G20 performance on macroeconomic policy
Since the G20 summit’s start, discussions of global economic stability and macroeconomic policy coordination have anchored its agenda. However, over the past decade, this focus has gradually diminished. Despite above-average compliance with commitments on macroeconomic policy, the G20’s deliberations and decision-making on the issue have consistently declined, reflecting missed opportunities for the G20 to take a much-needed and timely role in global economic governance.
Deliberation
Since 2008, G20 leaders have dedicated 75,125 words to macroeconomic policy, although in recent years the number has plummeted to unprecedented lows. The 2008 Washington Summit dedicated 18% of its declaration to macroeconomics, a figure that grew until the historic peak of 54% at the 2014 Brisbane Summit. That was followed by a steep drop: 42% at Antalya in 2015, 29% at Hangzhou in 2016 and 23% at Hamburg in 2017. Between 2020 to 2024, this proportion slid from 34% at Riyadh in 2020, 20% at Rome in 2021, 13% at Bali in 2022, and 2% at both New Delhi in 2023 and Rio de Janeiro in 2024. Thus, the 2025 Johannesburg Summit takes place after two G20 summits that only produced about 160 words on macroeconomic policy, mainly on sustainable and inclusive growth, the green transition and circularity, reform of global governance institutions and the international economic situation.
Decisions
The total of 530 commitments on macroeconomic policy made since 2008 account for 14% of all 3,656 commitments on all subjects, placing the issue first in the G20’s declarations. However, decision-making on this subject has steadily declined in recent years. From 2008 with 6% until 2012 with an unprecedented 39%, apart from a small dip in 2010, the number of macroeconomic commitments grew consistently. The number of decisions on macroeconomics has decreased since then. After a brief surge in 2018 to 16%, all summits since 2019 have made macroeconomic commitments in single-digit percentages, reflecting the G20’s gradual yet substantial shift to other subjects.
delivery
Of the 39 macroeconomic commitments assessed for members’ compliance by the G20 Research Group, the G20 averaged 81%, substantially above the G20’s overall 71% average. No clear chronological trend appears; compliance figures have been steadily robust in G20 history, with more than half of summits scoring between 80% and 90% compliance on macroeconomic commitments. The highest compliance, of 95%, came with commitments made at the 2020 Riyadh Summit. This was followed by the 2019 Osaka Summit with 89% compliance, the inaugural 2008 Washington Summit with 88% and the 2010 Toronto Summit with 87%. A notable dip occurred in 2016 with 69% and 2017 with 65%. At those two summits, the number of macroeconomic conclusions and commitments made by G20 leaders also declined, together with the deteriorating compliance.
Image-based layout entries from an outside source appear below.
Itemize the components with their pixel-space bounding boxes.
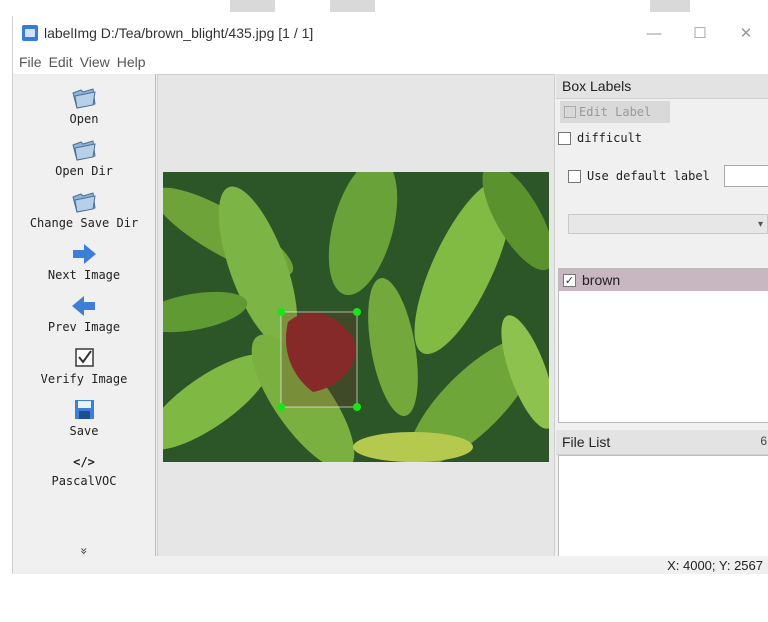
- difficult-checkbox-row[interactable]: difficult: [558, 131, 642, 145]
- open-button[interactable]: Open: [13, 86, 155, 126]
- bbox-vertex-handle[interactable]: [277, 308, 285, 316]
- open-dir-button[interactable]: Open Dir: [13, 138, 155, 178]
- verify-image-label: Verify Image: [40, 372, 128, 386]
- window-title: labelImg D:/Tea/brown_blight/435.jpg [1 …: [44, 25, 314, 41]
- menu-bar: File Edit View Help: [13, 50, 768, 74]
- toolbar-more-icon[interactable]: »: [77, 480, 91, 622]
- right-panel: Box Labels Edit Label difficult Use defa…: [556, 74, 768, 573]
- change-save-dir-button[interactable]: Change Save Dir: [13, 190, 155, 230]
- code-icon: </>: [73, 455, 95, 469]
- bbox-vertex-handle[interactable]: [353, 403, 361, 411]
- default-label-input[interactable]: [724, 165, 768, 187]
- watermark-block: [230, 0, 275, 12]
- next-image-button[interactable]: Next Image: [13, 242, 155, 282]
- difficult-checkbox[interactable]: [558, 131, 571, 145]
- arrow-left-icon: [72, 296, 95, 316]
- folder-icon: [72, 140, 96, 161]
- label-combo-box[interactable]: ▾: [568, 214, 768, 234]
- difficult-label: difficult: [577, 131, 643, 145]
- edit-label-button[interactable]: Edit Label: [560, 101, 670, 123]
- open-dir-label: Open Dir: [55, 164, 113, 178]
- label-visible-checkbox[interactable]: ✓: [563, 273, 576, 287]
- bbox-vertex-handle[interactable]: [353, 308, 361, 316]
- dock-float-icon[interactable]: 6: [760, 434, 767, 448]
- label-name: brown: [582, 272, 621, 288]
- floppy-icon: [75, 400, 94, 419]
- window-controls: — ☐ ✕: [631, 16, 768, 50]
- menu-help[interactable]: Help: [117, 54, 146, 70]
- edit-icon: [564, 106, 576, 118]
- left-toolbar: Open Open Dir Change Save Dir Next Image: [13, 74, 156, 556]
- verify-image-button[interactable]: Verify Image: [13, 346, 155, 386]
- labelimg-app-icon: [22, 25, 38, 41]
- edit-label-text: Edit Label: [579, 105, 652, 119]
- labelimg-window: labelImg D:/Tea/brown_blight/435.jpg [1 …: [12, 16, 768, 574]
- image-canvas[interactable]: [157, 74, 555, 558]
- cursor-coordinates: X: 4000; Y: 2567: [667, 558, 763, 573]
- chevron-down-icon: ▾: [757, 218, 763, 230]
- title-bar: labelImg D:/Tea/brown_blight/435.jpg [1 …: [13, 16, 768, 50]
- use-default-label-text: Use default label: [587, 169, 710, 183]
- file-list-header: File List: [556, 430, 768, 455]
- bbox-vertex-handle[interactable]: [277, 403, 285, 411]
- file-list-header-wrap: File List 6: [556, 430, 768, 455]
- box-labels-header: Box Labels: [556, 74, 768, 99]
- watermark-block: [330, 0, 375, 12]
- watermark-block: [650, 0, 690, 12]
- annotation-box[interactable]: [280, 311, 358, 408]
- label-list[interactable]: ✓ brown: [558, 268, 768, 423]
- maximize-button[interactable]: ☐: [677, 16, 723, 50]
- use-default-label-row[interactable]: Use default label: [568, 169, 710, 183]
- check-box-icon: [75, 348, 94, 367]
- open-label: Open: [69, 112, 99, 126]
- tea-leaf-photo: [163, 172, 549, 462]
- arrow-right-icon: [73, 244, 96, 264]
- close-button[interactable]: ✕: [723, 16, 768, 50]
- status-bar: X: 4000; Y: 2567: [13, 556, 768, 574]
- folder-icon: [72, 88, 96, 109]
- minimize-button[interactable]: —: [631, 16, 677, 50]
- prev-image-button[interactable]: Prev Image: [13, 294, 155, 334]
- prev-image-label: Prev Image: [47, 320, 121, 334]
- next-image-label: Next Image: [47, 268, 121, 282]
- save-button[interactable]: Save: [13, 398, 155, 438]
- tea-leaf-image: [163, 172, 549, 462]
- use-default-label-checkbox[interactable]: [568, 169, 581, 183]
- save-label: Save: [69, 424, 99, 438]
- menu-edit[interactable]: Edit: [49, 54, 73, 70]
- menu-file[interactable]: File: [19, 54, 42, 70]
- folder-icon: [72, 192, 96, 213]
- change-save-dir-label: Change Save Dir: [29, 216, 139, 230]
- label-list-item[interactable]: ✓ brown: [559, 269, 768, 291]
- menu-view[interactable]: View: [80, 54, 110, 70]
By May 2025, compliance with the one assessed priority commitment on macroeconomic policy, on fiscal policy, made at the 2024 Rio Summit, averaged 79% compliance.
The most compliant member on macroeconomic policy is Canada at 96%, followed closely by the European Union at 93% and Germany at 91%. Closely behind are Australia, China, the United Kingdom, Korea, India and Russia, respectively scoring 89%, 87%, 86%, 85%, 84% and 83%. They are followed by Mexico’s 81%, Japan’s 79% and Indonesia’s 77%. Argentina, France and the United States all had 75%, followed by Brazil at 74%, then Saudi Arabia and Italy both at 72%. Türkiye had 70%. South Africa ranked last, but still in the positive range, at 64%.
Causes
The priority placement of macroeconomic policy in the declaration’s chapeau helps ensure high-level policy visibility. Commitments with high-binding language and time-bound remit mandates also produce higher compliance.
Conclusion
To improve the G20’s macroeconomic performance, as G20 host South Africa can restore the importance of macroeconomic issues on the G20 agenda, reinvigorating one of the G20’s raisons d’être since its inception and responding to the volatile international economic context. Indeed, South Africa has established the Task Force on Inclusive Economic Growth, Industrialisation, Employment and Reduced Inequality to align “macroeconomic, sectoral, labour-market, social protection and environmental policies behind the shared objectives of creating decent work and reducing inequalities” and to discuss green industrial policies. However, it remains to be seen whether this macroeconomic focus will be upheld in ministerial and leaders-level outcomes. In today’s complex and challenging global economic context, falling short of prioritising macroeconomic issues would be a missed opportunity for the G20 in 2025.